Magnus Hirschfeld, pionnier des droits LGBTQIA+

Magnus Hirschfeld, pionnier des droits LGBTQIA+

Dans le cadre des 17e rencontres cinématographiques In&Out, festival de cinéma queer, qui a eu lieu du 17 au 28 avril dernier, Les Ouvreurs ont rendu un hommage au sexologue Magnus Hirschfeld, premier militant pour les droits des personnes LGBTQIA+, mort à Nice il y a 90 ans. Plusieurs commémorations lui ont été rendues en ce mois de mai et nous souhaitions revenir sur son parcours emblématique.

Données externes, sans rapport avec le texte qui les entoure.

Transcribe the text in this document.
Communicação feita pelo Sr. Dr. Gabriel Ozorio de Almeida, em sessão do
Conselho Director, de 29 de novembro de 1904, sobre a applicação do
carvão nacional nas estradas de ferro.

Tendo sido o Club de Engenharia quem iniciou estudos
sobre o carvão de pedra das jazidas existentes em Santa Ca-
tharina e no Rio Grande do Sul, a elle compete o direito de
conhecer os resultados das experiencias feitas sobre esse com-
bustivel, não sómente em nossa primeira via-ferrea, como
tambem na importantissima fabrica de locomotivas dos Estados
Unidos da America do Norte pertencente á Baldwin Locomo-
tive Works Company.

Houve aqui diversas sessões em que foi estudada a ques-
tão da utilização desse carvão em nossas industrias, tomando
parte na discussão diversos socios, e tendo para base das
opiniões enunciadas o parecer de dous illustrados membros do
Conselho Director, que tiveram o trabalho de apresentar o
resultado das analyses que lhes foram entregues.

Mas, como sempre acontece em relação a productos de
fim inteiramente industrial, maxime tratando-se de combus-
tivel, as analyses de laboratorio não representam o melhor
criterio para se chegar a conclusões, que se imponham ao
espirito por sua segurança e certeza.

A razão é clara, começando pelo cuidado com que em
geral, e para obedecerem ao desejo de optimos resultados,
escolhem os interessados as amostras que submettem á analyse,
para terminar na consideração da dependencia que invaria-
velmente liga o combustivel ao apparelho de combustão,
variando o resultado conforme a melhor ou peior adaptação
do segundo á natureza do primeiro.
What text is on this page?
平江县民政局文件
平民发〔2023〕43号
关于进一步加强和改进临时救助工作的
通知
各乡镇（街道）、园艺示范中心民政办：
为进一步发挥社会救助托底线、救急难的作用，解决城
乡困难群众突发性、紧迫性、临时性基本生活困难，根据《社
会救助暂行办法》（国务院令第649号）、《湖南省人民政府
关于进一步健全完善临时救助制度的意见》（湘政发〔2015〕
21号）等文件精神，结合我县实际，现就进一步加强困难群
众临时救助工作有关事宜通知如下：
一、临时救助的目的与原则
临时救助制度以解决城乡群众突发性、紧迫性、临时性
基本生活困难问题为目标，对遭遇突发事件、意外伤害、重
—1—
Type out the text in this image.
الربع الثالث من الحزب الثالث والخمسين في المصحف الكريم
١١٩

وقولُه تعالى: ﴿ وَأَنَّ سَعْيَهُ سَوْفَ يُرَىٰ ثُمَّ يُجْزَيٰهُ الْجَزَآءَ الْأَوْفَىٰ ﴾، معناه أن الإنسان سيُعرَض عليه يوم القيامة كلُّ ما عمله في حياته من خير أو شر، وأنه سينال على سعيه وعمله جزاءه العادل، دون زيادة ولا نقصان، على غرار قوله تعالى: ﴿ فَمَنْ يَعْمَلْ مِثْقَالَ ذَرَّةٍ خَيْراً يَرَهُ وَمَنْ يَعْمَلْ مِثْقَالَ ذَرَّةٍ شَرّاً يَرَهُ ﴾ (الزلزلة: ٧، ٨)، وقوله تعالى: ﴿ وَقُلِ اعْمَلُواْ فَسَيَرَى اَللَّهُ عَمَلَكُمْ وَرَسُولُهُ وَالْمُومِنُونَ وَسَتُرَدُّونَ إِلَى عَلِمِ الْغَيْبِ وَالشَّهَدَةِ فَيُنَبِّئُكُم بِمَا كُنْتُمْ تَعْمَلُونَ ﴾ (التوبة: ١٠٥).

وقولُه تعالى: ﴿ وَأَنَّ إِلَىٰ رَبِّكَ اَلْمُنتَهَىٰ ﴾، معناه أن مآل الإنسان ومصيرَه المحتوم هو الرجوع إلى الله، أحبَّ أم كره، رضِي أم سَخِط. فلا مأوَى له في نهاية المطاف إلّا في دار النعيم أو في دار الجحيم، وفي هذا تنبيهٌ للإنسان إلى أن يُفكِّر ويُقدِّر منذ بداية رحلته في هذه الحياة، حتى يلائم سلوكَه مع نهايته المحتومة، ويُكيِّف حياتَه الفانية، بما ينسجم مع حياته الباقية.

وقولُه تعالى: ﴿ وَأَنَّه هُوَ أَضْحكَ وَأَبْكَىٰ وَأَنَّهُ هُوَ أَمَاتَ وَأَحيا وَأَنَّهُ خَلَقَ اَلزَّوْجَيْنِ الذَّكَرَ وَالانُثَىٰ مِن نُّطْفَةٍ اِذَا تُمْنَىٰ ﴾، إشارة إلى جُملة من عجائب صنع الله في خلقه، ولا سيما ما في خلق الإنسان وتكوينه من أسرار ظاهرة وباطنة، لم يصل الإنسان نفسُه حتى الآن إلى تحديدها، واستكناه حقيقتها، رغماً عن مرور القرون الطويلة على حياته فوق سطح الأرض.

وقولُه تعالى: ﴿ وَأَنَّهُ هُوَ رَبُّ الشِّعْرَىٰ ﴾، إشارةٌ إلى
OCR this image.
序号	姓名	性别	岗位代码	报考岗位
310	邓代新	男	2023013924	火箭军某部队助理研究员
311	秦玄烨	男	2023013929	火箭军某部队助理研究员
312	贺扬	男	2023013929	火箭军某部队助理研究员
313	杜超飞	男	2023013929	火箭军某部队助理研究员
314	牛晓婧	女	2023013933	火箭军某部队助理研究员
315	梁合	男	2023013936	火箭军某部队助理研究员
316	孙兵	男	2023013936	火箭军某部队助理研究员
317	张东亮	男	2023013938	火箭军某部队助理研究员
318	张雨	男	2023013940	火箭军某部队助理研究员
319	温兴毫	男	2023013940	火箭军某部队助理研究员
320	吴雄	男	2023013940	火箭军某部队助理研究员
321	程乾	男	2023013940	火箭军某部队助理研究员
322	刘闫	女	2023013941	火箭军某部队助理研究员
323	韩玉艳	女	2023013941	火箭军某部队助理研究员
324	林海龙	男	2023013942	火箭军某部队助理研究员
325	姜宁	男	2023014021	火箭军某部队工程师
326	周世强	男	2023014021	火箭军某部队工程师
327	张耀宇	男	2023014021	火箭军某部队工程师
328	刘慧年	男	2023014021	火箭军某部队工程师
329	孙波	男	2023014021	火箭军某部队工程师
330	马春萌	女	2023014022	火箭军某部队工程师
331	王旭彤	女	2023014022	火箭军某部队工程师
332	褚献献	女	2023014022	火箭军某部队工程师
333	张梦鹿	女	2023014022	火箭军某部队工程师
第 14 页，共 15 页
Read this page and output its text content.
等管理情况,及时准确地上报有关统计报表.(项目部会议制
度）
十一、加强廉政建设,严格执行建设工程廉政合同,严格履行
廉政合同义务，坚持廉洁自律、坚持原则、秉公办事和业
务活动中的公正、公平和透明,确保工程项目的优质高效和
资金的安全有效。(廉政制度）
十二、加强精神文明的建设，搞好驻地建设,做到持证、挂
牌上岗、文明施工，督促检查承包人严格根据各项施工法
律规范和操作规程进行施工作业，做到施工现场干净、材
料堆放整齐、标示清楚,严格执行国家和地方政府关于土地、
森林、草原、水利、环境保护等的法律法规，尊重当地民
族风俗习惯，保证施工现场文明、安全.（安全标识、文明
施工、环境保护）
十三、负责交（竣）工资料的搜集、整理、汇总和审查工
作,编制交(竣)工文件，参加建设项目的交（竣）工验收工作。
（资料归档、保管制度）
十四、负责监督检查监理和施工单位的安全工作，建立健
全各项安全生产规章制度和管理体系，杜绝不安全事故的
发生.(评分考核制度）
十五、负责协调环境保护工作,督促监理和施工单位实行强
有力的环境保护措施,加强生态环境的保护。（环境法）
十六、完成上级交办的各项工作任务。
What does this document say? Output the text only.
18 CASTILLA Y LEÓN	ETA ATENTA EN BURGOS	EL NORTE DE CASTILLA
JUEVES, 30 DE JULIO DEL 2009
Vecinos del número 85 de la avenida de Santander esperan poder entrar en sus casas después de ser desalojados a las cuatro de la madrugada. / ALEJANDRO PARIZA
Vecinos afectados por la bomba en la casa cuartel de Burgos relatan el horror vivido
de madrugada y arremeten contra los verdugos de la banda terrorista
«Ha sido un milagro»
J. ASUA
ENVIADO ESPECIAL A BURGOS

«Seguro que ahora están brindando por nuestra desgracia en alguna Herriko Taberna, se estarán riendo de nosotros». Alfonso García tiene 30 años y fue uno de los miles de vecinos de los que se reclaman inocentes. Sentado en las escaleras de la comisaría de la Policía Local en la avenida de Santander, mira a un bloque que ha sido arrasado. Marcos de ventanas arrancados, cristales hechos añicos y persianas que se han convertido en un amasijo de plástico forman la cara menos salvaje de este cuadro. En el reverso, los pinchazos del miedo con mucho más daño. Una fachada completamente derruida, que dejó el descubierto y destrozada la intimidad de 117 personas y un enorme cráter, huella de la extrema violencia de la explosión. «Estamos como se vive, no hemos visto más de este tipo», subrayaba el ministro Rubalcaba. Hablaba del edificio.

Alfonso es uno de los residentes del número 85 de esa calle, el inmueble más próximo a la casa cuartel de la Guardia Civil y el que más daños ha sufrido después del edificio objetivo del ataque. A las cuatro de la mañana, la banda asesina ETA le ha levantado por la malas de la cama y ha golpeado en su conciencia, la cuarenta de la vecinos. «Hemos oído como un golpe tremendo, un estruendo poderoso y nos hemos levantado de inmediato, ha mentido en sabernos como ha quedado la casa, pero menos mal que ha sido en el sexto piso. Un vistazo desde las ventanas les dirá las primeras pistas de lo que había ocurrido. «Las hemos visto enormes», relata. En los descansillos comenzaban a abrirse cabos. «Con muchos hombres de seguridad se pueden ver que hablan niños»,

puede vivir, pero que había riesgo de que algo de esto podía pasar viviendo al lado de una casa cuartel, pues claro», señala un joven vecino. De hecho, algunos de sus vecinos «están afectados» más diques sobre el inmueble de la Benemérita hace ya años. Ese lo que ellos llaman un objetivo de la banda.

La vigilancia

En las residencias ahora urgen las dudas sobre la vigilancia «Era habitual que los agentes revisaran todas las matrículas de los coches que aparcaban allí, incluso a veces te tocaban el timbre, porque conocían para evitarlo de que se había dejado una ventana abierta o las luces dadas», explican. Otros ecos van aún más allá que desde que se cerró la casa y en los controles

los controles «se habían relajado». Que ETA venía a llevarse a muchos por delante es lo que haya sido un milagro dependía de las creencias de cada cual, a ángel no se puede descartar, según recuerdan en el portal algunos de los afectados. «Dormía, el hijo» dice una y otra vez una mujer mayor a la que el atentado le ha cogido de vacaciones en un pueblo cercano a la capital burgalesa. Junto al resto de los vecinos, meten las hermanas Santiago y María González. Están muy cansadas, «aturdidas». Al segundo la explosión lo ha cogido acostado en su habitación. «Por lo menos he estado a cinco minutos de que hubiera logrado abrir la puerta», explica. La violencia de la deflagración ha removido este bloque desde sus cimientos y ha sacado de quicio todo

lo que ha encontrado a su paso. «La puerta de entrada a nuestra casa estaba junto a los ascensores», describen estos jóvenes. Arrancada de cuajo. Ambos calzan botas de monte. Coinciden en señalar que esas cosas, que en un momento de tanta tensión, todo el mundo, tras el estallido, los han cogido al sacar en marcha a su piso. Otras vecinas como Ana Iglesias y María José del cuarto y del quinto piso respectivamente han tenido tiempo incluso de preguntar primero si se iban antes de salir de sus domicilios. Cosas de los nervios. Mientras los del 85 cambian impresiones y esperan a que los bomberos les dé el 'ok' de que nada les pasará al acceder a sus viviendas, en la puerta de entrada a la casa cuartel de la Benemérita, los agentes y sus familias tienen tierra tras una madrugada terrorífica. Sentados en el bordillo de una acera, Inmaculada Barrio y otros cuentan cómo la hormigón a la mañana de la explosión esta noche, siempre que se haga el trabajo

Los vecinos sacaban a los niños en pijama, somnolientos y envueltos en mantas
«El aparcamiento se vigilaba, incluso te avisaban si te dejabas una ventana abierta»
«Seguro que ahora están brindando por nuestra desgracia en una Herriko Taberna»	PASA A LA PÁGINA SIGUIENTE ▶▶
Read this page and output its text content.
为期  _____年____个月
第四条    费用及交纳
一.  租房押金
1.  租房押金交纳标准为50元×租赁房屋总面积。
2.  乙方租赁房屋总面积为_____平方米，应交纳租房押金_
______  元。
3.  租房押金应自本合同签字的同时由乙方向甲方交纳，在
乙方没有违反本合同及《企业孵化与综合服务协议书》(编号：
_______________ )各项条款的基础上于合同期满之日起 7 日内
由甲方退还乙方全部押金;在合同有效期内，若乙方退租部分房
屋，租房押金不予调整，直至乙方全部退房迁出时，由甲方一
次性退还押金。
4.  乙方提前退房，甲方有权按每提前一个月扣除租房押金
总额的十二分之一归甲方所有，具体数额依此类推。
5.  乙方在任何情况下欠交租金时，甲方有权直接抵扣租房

Évoquer la mémoire de Magnus Hirschfeld, pionnier de la défense des homosexuel.les, c’est plonger au cœur d’une bouillonnante époque qui a façonné les premières réflexions collectives sur les droits des personnes LGBTQIA+. C’était le temps oublié des « Uraniens » et du « Troisième sexe » créé par le juriste Karl Heinrich Ulrichs dans ses brochures L’Énigme de l’amour entre les hommes, publiées entre 1864 et 1865, avant que le néologisme « homosexuel » de l’écrivain hongrois Karl-Maria Kertbeny ne s’impose en 1869, en raison de sa connotation plus scientifique. Le temps du procès d’Oscar Wilde, condamné pour « grave immoralité » à deux ans de travaux forcés en 1895, dont les échos ont résonné bien au-delà des frontières de la Grande-Bretagne. Le temps des « Invertis », membre de la « race des tantes » peuplant les phrases à rallonge de la Recherche du temps perdu de Marcel Proust ou des « pédérastes » préférés par André Gide dans Corydon, son plaidoyer pour l’homosexualité.

Fils d’un médecin de Kolberg, une ville côtière de Poméranie, dans le nord-ouest de la Pologne, Magnus Hirschfeld suit la vocation paternelle doublée d’un engagement politique précoce au sein de la social-démocratie. Juif et homosexuel, il se forge très rapidement un intérêt pour la défense des minorités de genre, convaincu que la société est prête à entendre un discours nouveau sur l’homosexualité. 

Ses travaux novateurs en sexologie, la création du Comité Scientifique Humanitaire (WhK) en 1897, sa pétition internationale pour l’abrogation du paragraphe 175 du Code pénal allemand réprimant la sodomie, sa revue Der Eigene, et sa participation à l’écriture du film Différent des autres (Anders als die Andern) de Richard Oswald en 1919, pour aider à l’éradication des préjugés populaires à l’encontre des homosexuels, sont autant de jalons dans ce combat précurseur. Pour lui, les homosexuels, les travestis et les hermaphrodites constituaient un ensemble d’ »intermédiaires sexuels » dont l’existence remet en cause le caractère erroné et simpliste du binarisme de genre.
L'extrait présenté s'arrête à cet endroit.